Here’s what you need to know if you are married, live in a community property state, and are getting ready to file your income taxes.

What Is Community Income and Community Property?

Each spouse legally owns an undivided one-half interest in the total income and property of the marital community when they live in a community property state. If a married couple living in a community property state chooses to file separately, each person must evenly divide the total income and property for their separate returns. Federal tax laws generally respect state laws in determining whether a source of income is community income and whether a property is a community or separate property. In general, community property is acquired while the couple is married and cannot be otherwise identified as separate property. Community income is generated by community property, as well as the full earnings of each spouse during the marriage. For example, if your spouse earns $1,000 this week, $500 of that is attributable to you. Under community property law, you both equally earned it. In community property states, a spouse may still have separate property under certain conditions. Separate property could have been owned separately before marriage or bought with separate funds or exchanged for separate property Community property can also be converted to separate property through an agreement between spouses that is considered legally valid by the state. This is known as “transmutation.” Transmutation laws vary from state to state, but they might not apply to every circumstance. Inheritances and gifts clearly bequeathed to just one spouse are also typically considered to be that spouse’s separate property. Separate income is generated by separate property. If you owned a house before you were married, and you now rent it out, that rental income is considered separate income.

How To File Community Income Taxes

If you are married and file a joint return, all of your income and deductions would be reported on one tax return for both spouses. If you are married and file separate returns, you and your spouse would each report one-half of your total community income and one-half of your total community deductions on your own tax return.

What’s Strategic About Community Property?

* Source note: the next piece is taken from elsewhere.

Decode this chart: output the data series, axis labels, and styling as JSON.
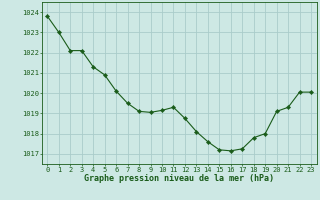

You might be able to achieve lower federal tax liability by filing separately rather than jointly. In a community property state, when you file separately, each spouse claims one-half of the income and property. For example, consider a couple who earns a combined total of $50,000 in a year. One spouse earns $40,000, and the other spouse earns $10,000. For most taxpayers, the threshold for itemized medical expense deductions is 7.5% of your adjusted gross income (AGI). A spouse with an AGI of $25,000 who files a separate return for that year could deduct any portion of medical expenses exceeding $1,875 (7.5% of $25,000 is $1,875). However, if that same spouse were to file jointly on the marital income of $50,000, or $25,000 attributable to each spouse in a community property state, that threshold would increase to $3,750.

Do You Have To Use Community Property Rules?

Married couples with at least one spouse residing in a community property state should follow the community property rules for allocating income and deductions. However, you might be able to disregard community property rules or use a modified set of community property rules under certain circumstances:

Community property rules might be disregarded if one spouse does not communicate the nature and/or amount of income, but this would be subject to proof.Community property rules can often be modified for spouses living apart from each other for the entire year.

Which Filing Status Should You Choose In a Community Property State?

Spouses can choose to file either jointly or separately in community property states, just as they would in other states. They can also file as head of household under certain circumstances. Under federal law, you must meet three conditions to qualify as head of household:

You must be unmarried on the last day of the tax year: If you’re legally separated from your spouse, this counts as “unmarried” under IRS rules. You can also qualify if you’re not yet legally separated or divorced, but you and your spouse did not live together at any time during the last six months of the year.  You must pay more than half the cost of maintaining your household: So if you’re the sole parent and provider for the house, you may be able to claim this status.  You must have a qualifying dependent who lived with you for more than half the year: The only exception is if the dependent is a qualifying parent—they do not need to live with you.